BILLET D’HUMEUR
La France et le Vanuatu ont lancé ce jeudi 27 juillet, à l’occasion de la visite d’Emmanuel Macron dans l’archipel du Pacifique, un appel commun pour « une action immédiate face au changement climatique », illustration de la diplomatie environnementale que le président français veut renforcer dans cette région ; sans craindre la contradiction. En effet, La France ne baisse toujours pas suffisamment ses émissions de gaz à effet de serre pour faire sa part de la lutte contre le changement climatique et n’est pas non plus « prête à faire face » à ses effets.
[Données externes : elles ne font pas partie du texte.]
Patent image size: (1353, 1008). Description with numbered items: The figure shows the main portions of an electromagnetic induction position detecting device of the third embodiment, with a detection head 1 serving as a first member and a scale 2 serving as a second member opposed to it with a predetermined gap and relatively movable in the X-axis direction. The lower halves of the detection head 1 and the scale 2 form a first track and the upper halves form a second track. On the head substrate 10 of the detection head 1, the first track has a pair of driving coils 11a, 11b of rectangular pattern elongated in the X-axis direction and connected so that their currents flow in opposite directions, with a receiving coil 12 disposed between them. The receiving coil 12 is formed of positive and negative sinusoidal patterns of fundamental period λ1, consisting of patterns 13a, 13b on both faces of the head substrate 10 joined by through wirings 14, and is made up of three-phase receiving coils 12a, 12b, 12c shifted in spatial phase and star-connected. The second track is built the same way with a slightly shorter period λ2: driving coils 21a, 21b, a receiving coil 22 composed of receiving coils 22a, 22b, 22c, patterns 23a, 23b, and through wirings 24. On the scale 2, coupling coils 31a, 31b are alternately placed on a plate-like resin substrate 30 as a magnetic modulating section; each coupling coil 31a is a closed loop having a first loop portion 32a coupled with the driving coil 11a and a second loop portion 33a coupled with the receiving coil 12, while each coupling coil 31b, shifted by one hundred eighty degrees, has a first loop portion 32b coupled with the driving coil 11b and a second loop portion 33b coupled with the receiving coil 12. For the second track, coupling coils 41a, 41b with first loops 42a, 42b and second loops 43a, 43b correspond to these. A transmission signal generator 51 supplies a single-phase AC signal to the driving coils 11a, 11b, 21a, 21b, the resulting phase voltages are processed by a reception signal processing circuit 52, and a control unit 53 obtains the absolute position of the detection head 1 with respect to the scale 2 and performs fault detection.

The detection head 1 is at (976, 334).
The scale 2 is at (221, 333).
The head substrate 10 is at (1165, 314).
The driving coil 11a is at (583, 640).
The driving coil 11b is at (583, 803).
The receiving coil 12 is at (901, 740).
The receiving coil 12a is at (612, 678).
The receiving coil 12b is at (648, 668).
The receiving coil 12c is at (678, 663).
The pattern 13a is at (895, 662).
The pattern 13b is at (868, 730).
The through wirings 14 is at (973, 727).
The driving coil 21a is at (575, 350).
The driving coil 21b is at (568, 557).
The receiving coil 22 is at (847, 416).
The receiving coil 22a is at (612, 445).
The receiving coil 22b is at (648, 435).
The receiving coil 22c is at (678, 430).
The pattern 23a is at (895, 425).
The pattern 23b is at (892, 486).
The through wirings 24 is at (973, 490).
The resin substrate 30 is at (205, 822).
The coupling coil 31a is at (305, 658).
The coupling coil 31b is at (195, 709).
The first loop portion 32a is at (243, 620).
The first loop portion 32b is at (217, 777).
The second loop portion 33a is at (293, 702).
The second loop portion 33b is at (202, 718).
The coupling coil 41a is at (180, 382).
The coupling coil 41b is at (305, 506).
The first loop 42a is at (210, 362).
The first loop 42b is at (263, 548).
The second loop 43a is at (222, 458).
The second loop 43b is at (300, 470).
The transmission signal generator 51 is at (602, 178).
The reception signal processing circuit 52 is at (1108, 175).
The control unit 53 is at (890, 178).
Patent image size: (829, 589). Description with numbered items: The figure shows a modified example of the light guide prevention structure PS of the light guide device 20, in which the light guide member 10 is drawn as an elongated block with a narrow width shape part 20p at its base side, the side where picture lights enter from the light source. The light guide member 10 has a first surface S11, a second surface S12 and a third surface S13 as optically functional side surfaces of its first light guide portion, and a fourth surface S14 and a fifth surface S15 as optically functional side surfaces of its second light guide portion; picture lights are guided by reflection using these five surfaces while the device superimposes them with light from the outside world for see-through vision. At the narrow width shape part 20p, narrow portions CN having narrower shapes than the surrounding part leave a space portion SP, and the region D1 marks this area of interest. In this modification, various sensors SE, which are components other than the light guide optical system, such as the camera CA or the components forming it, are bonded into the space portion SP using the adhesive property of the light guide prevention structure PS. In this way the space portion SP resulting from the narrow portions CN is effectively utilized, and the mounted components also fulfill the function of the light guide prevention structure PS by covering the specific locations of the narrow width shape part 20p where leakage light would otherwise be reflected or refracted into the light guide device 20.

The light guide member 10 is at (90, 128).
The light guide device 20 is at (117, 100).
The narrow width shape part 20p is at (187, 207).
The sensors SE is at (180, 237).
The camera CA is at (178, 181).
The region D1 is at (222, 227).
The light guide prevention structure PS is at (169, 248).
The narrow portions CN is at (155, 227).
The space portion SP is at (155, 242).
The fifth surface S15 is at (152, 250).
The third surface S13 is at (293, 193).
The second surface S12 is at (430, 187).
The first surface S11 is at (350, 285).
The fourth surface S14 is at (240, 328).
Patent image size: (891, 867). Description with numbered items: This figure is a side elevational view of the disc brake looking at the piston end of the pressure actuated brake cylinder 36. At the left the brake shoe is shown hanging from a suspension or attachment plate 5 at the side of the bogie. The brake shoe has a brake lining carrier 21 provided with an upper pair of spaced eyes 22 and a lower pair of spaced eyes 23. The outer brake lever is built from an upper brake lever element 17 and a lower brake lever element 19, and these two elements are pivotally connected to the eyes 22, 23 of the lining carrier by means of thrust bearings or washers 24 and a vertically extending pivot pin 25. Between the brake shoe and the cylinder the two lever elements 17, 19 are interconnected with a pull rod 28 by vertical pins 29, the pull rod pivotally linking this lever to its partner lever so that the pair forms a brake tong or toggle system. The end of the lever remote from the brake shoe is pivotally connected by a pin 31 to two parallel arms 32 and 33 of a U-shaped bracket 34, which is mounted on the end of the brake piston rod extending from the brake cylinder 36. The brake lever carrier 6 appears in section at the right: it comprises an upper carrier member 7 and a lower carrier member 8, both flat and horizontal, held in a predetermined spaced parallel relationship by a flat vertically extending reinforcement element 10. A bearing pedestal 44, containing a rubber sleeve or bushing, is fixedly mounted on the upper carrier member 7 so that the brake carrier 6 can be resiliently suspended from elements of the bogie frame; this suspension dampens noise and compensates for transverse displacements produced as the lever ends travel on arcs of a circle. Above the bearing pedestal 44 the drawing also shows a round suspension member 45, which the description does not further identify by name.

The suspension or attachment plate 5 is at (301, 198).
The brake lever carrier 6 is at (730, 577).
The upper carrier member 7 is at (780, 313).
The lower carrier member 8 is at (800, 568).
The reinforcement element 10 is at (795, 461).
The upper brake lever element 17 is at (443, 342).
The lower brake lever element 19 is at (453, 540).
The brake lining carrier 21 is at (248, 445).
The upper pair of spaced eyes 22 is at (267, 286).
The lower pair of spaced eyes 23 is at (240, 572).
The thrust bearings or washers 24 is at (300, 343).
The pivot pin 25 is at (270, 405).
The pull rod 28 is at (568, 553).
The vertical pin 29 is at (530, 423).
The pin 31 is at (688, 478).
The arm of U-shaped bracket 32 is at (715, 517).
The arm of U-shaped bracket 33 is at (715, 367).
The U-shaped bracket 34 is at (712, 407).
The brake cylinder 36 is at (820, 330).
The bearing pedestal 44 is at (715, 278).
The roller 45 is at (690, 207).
C’est notamment le Haut Conseil pour le climat qui le dit.
Le Premier ministre du Vanuatu Ishmael Kalsakau avait exhorté, en mars à l’ONU, les dirigeants du monde à « réagir, et vite », contre le changement climatique pour éviter « l’Apocalypse ». Il était parvenu à faire adopter une résolution à l’Assemblée générale des Nations unies visant à faire clarifier par la Cour internationale de justice, plus haute juridiction du monde, les obligations des États en matière de lutte contre le changement climatique. L’objectif étant de pousser les pays à accélérer leur action pour prévenir les dommages causés à l’environnement par leur inertie.
Le président français a voulu rencontrer le dirigeant vanuatais, lors d’une escale dans son voyage de retour de Nouvelle Calédonie, pour lancer l’ »appel d’Ifira », du nom d’un îlot face à Port-Vila, la capitale vanuataise. Les deux dirigeants appellent tous les acteurs mondiaux à une accélération de « la transition énergétique à l’échelle mondiale en abandonnant progressivement les énergies fossiles« . La France et le Vanuatu soulignent de concert « la nécessité urgente de faire face aux conséquences des changements climatiques » et notamment « l’élévation du niveau des mers » qui menace des îles de la région. Parmi les « priorités » évoquées, figure aussi « la protection de la biodiversité marine, notamment s’agissant des grands fonds marins » dont ils veulent bannir totalement « l’exploitation » minière.
À l’étranger, ou dans les grandes instances internationales, le président français se pose en chantre de la lutte contre le dérèglement climatique et de la protection de la planète. Pourtant, en France, les résultats sont loin d’être à la hauteur de ses discours. Le Haut Conseil pour le Climat (HCC), autorité indépendante, a ainsi publié son rapport annuel fin juin. Ses conclusions ne sont pas tendres avec les politiques françaises en matière de climat : « on n’a pas été capable de gérer (…) on a été dépassé« , résume pour l’AFP sa présidente, la climatologue Corine Le Quéré.
Avec 2,7% de recul en 2022, la baisse des émissions nationales se poursuit, mais à « un rythme insuffisant pour atteindre les objectifs« , regrette le HCC. « Le gouvernement ne peut plus se défausser et doit réagir avec des mesures enfin structurantes« , scandent les ONG qui poursuivent l’Etat dans « l’Affaire du Siècle ».
Ce 27 juillet, le secrétaire général de l’ONU, Antonio Guterres, s’est alarmé des températures extrêmes enregistrées sur la planète ces derniers jours : « L’ère du réchauffement climatique est terminée, place à l’ère de l’ébullition mondiale » a-t-il lancé, répétant ses appels incessants à agir radicalement et de façon urgente. « L’air est irrespirable, la chaleur est insoutenable. Et les niveaux de profit des énergies fossiles et l’inaction climatique sont inacceptables », a-t-il martelé. « Les dirigeants doivent diriger. Assez d’hésitation. Assez d’excuses. Assez d’attente que les autres bougent en premier. »
Emmanuel Macron, porte des discours pleins d’ambition et d’apparente conviction à l’étranger. Mais il est empêtré, en France, dans une politique entravée par des puissances d’influence redoutables : des groupes pétroliers, agroalimentaires, industriels, arcboutés sur la défense d’un système de production et de fonctionnement qui leur assure croissance et profit. Quand le président français accordera-t-il courageusement les paroles qu’il tient à l’extérieur et les actes, ici et maintenant ? Assez d’hésitation. Assez d’excuses. Assez d’attente.